When I graduated from the Leo Baeck College in 1972 and moved down to Surrey, I applied to become a counsellor for the National Marriage Guidance Council (now Relate). Wendy was one of my referees and I remember the extreme brevity of my interview. “We see that you have given Wendy Greengross [she was their chief medical advisor] as your referee, what can we say? How could we possibly argue?” Mr Bayfield counselled in Staines for a decade and did the advanced sexual counselling course with Janet Cohen from Edgware Reform.

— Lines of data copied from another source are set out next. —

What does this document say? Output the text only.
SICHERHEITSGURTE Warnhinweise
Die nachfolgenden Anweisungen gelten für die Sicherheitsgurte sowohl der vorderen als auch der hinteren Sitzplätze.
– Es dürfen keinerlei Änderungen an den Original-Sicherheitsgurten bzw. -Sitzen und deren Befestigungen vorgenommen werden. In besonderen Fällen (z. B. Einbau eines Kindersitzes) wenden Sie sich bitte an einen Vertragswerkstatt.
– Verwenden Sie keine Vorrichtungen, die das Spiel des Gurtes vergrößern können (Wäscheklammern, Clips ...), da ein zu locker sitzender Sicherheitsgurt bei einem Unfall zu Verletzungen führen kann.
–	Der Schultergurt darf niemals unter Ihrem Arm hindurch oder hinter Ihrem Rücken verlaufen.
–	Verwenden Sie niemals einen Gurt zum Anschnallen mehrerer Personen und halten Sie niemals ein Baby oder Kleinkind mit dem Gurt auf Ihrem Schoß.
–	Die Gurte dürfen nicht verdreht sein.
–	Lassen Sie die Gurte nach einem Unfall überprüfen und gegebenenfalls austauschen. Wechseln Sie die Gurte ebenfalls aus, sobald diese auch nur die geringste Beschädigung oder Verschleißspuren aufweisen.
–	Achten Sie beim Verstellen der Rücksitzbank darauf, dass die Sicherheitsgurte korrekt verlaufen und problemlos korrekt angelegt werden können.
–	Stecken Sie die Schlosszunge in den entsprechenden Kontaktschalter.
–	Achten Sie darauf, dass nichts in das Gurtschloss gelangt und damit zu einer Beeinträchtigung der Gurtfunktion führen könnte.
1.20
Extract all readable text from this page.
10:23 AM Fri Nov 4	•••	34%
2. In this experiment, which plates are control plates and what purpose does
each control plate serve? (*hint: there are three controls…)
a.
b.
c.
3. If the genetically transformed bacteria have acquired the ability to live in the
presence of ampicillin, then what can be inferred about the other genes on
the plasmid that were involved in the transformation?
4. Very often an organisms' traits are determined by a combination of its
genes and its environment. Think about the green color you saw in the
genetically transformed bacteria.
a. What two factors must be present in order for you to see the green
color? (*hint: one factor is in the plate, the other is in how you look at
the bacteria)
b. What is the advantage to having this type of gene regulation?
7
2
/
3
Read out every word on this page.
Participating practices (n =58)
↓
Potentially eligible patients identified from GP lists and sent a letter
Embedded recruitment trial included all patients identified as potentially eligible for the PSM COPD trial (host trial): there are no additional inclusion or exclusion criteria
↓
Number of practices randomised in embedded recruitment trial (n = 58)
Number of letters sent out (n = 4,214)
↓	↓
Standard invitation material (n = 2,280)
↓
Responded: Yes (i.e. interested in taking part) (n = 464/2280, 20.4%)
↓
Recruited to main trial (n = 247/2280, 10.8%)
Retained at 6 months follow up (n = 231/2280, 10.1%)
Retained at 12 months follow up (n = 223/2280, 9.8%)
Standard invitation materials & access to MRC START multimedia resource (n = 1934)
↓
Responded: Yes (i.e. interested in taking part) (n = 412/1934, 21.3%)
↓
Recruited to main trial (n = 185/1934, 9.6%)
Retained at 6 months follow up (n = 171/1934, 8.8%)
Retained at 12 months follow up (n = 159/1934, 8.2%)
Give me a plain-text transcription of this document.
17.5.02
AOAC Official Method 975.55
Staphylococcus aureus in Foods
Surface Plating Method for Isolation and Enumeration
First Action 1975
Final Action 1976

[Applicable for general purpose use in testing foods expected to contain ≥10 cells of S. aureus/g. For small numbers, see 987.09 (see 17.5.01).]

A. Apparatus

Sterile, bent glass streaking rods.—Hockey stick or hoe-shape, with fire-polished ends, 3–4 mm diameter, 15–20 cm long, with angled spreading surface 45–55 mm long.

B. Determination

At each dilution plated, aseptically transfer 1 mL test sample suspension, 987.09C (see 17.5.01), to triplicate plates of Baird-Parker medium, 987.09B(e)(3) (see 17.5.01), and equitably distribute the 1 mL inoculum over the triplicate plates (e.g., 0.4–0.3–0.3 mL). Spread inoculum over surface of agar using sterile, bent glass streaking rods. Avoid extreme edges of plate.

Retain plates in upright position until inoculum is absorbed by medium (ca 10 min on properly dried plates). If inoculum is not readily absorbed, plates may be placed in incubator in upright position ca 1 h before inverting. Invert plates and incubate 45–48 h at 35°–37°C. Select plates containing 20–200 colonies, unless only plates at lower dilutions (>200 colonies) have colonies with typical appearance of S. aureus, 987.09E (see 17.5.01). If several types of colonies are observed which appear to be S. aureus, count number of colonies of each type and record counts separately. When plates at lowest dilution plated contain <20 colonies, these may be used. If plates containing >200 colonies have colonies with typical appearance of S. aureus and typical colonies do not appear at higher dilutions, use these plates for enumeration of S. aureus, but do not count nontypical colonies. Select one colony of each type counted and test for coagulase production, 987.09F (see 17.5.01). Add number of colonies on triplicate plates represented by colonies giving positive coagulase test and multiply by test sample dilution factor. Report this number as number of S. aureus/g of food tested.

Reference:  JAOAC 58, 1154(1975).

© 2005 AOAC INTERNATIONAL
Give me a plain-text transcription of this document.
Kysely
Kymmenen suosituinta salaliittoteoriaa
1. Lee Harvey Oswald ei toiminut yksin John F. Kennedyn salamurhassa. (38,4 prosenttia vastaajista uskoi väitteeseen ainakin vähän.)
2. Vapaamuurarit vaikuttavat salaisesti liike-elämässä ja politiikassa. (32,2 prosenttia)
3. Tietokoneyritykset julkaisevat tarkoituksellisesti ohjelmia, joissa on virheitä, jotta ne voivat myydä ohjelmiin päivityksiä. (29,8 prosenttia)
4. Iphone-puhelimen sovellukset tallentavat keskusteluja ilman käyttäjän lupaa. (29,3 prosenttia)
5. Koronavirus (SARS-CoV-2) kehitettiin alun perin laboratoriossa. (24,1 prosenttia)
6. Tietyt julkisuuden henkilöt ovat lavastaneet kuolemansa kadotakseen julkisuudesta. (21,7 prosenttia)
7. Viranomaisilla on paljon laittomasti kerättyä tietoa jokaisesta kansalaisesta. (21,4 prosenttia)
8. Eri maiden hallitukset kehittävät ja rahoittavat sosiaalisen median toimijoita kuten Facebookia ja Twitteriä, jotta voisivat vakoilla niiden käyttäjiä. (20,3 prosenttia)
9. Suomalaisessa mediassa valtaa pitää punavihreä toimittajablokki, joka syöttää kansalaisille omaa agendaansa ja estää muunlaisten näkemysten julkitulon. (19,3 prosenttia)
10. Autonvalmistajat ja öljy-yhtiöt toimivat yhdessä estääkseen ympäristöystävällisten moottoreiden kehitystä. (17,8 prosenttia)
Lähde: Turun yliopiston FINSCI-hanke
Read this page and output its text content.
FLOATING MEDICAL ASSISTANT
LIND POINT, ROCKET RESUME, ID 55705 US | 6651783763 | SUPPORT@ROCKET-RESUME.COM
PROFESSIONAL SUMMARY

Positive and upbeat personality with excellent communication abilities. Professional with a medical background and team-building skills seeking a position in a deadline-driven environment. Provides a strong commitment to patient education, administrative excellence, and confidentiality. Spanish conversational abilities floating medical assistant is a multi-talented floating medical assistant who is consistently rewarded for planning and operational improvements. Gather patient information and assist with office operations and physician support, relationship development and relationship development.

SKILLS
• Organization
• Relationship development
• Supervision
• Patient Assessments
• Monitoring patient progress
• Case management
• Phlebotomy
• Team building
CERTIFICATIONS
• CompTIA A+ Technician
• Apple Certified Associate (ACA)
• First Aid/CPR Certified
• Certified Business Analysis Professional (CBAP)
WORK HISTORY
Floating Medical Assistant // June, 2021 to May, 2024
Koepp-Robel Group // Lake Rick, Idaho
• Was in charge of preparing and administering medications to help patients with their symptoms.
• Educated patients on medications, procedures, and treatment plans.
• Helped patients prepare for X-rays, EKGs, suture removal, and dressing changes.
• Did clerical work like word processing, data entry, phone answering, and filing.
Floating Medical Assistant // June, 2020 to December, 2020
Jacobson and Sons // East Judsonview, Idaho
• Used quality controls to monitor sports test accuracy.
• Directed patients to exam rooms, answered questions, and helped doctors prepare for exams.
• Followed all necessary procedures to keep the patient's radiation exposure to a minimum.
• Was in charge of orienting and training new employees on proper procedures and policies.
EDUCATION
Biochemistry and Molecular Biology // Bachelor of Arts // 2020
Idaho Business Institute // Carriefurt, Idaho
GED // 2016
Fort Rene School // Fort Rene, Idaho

the important thing is that death doesn’t destroy the living and that they are not left with too many regrets and too many things that were left unsaid

When I returned to the North West London ghetto in 1983, Alex had already, suddenly and tragically, died. Wendy was devastated but it did not stop her becoming a founder member of the Community Outreach Team, set up to provide top quality, professional support for the caring work of the Movement and their Synagogues. That so many members of that Team are here today tells you not just of the respect but of the love she inspired in people who shared her values. From the establishment of synagogue caring structures to outreach to couples in mixed-faith relationships, Wendy gave of herself unstintingly and left an indelible, clear and compassionate mark.

I established a quarterly journal for the Progressive Movements called MANNA – a poor pun on the Manor House (later The Sternberg Centre) and the miraculous food in the wilderness. Wendy was a member of the founding Editorial Board and remained a member until the last issue was published twenty eight years later. She, more than anyone else, ensured that MANNA did not disappear up a fundament of communal politics and self-regard but addressed those points at which the realities of human life in a changing world demand change in attitudes and policy. She also contributed well over a dozen articles – manna for those of us in today’s wilderness of callous economics – on Social and Personal Columns; Kosher Butchers; Being the Chair of a Jewish Voluntary Organisation; Death; Motherhood; Jewish Fatherhood; Test Tube Babies; Volunteering; Ageing; Community Outreach and Radio Interviews; The Role of the Synagogue with Regard to the Elderly; Growing Old Disgracefully and Moving to the Last Stage of Life.

Clear-sighted, compassionate, witty and a woman of faith

Back in 1986 she challenged the tendency to pretend about impending death. “I’ve seen many people coping tranquilly with their own impending death. They’ve not been super-human, but ordinary people who have found comfort in being able to bring their lives to a close, and live out the last of their days and months being able to talk to those they love about how life would be without them. It may sound extraordinary and perhaps those people are unusual in having faith in themselves and the people around them, or a strong, religious faith…. I believe that faith is a risk worth taking. Otherwise you might get left with deathbed instructions, like the old man who, on dying, wanted his wife to promise him that she would drive to the cemetery in the same car as his sister whom she detested. Reluctantly, she agreed. ‘All right,’ she said, ‘I’ll do it, but it will completely spoil my day.’ “Dying”, ended Wendy, “nearly always spoils the day; the important thing is that death doesn’t destroy the living and that they are not left with too many regrets and too many things that were left unsaid.”

Clear-sighted, compassionate, witty and a woman of faith. Faith in synagogues like Alyth Gardens as places of community; faith in her fellow human beings, in their worth and in their rights; and faith that somehow she would someday be reunited with her beloved Alex and, as the Jewish tradition has it, be bound up, with him, in the bundle of life. May that be God’s will. Amen.